À la découverte des villages et du monde rural

Chypre n’a pas une architecture exemplaire « typique ». Elle a en effet été envahie et conquise au cours des siècles, mais aussi secouée et détruite par de nombreux tremblements de terre. En se rendant dans quelques-uns des 600 villages, on découvre tout de même qu’un habitat traditionnel existe. Et si 70 % de la population habite aujourd’hui en ville sur l’île, le gouvernement chypriote n’a pas hésité à lancer il y a une vingtaine d’années des programmes pour inciter les habitants à réinvestir les villages et donc faire face à l’exode rural, mais également pour restaurer des maisons traditionnelles et en faire des résidences de tourisme. Les villages de Chypre, comme celui de Tochni, ont été construits en fonction de la topographie du terrain et des matériaux disponibles. L’installation des habitations suit les mouvements des terrains et elles s’élèvent au fil de la hauteur des collines et des montagnes. L’organisation de la vie dans les communes se fait autour de l’église et dans des villages comme celui de Lefkara, chaque quartier possède même son monastère. Au fil des rues pavées, on note que les maisons traditionnelles sont construites à base de pierres locales. Elles sont en général fermées par un mur construit avec ces mêmes pierres, un mur qui protège la cour. Lorsque le rez-de-chaussée ne permettait pas d’établir de grandes pièces de vie, un étage était généralement construit, par lequel on accède via un escalier extérieur, en bois ou en pierre. Le bout de l’escalier se termine par la présence d’un balcon protégé par des rambardes en bois. Il est une pièce de vie à part entière dans les maisons traditionnelles des villages, un lieu où l’on peut se réunir et être à l’air frais, tout en étant protégé d’un soleil généreux. Il faut savoir qu’à Chypre, si le littoral a connu l’essor de nombreuses stations balnéaires destinées à accueillir les voyageurs et faire du tourisme un élément important du développement économique de l’île, l’arrière-pays est riche en villages traditionnels et il ne faut pas hésiter à quitter les plages pour s’enfoncer à l’intérieur des terres et ainsi rejoindre les petites communes d’antan, parfois perchées en haut d’une colline, comme l’authentique village de Kalavasos.

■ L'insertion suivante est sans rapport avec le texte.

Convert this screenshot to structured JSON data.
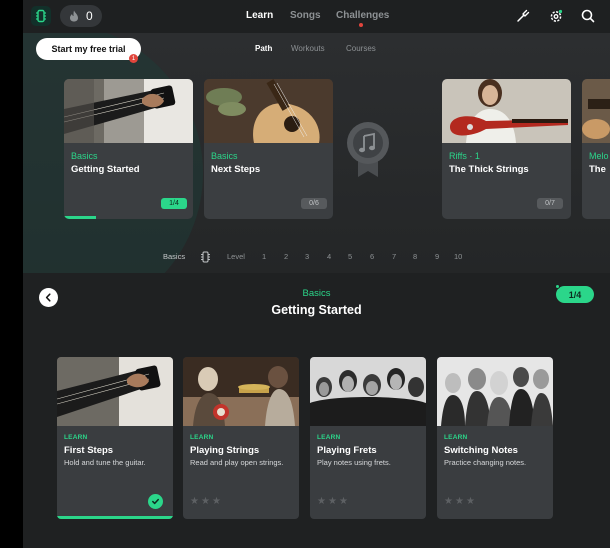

L’architecture en milieu urbain

En milieu urbain, il est intéressant de constater les diverses influences et l'évolution de l'architecture à travers le temps. Dans des villes comme Limassol, on peut aussi bien se balader dans des quartiers où se trouvent des immeubles d'habitation plutôt récents que s'enfoncer dans la vieille ville avant de s'arrêter plus tard devant d'étonnants châteaux, comme le château de Limassol et sa structure reconstruite au XVIe siècle durant la période ottomane ou bien encore le château de Kolossi, construit au XIIIe siècle. Dans la capitale Nicosie, on a la particularité de se balader dans la dernière ville divisée en Europe, il faudra se rendre dans le quartier longeant la ligne de « séparation ». Dans cette ville aux multiples facettes, on ne manque pas de s'arrêter au pied de ses principaux édifices. Avec la mosquée Selimiye située juste à côté, le Bedesten est un des monuments phares de Nicosie. Il s'agit de l'ancienne église catholique Saint-Nicolas érigée à partir de la fin du XIIe siècle. Un temps transformée en « marché fermé » (bezistan en français, bedesten en turc) par les Ottomans, elle a connu une vie mouvementée. Mais le bâtiment a conservé une partie de sa formidable architecture gothique mêlant diverses influences. C'est une ville qui, par la présence de monuments très anciens, donne envie de s'intéresser à l'histoire. On découvre que son évolution dans le temps n'a pas empêché quelques accents plus contemporains comme en témoigne la tour de 67 mètres de haut conçue par l'architecte français Jean Nouvel, faisant figure de nouvelle icône dans la capitale. La tour White Walls est composée de dix étages d'appartements, six étages de bureaux et deux niveaux de boutiques. Sa verticalité contraste avec l'horizontalité des anciennes fortifications. Un jardin vertical recouvre près de 80 % de la façade sud.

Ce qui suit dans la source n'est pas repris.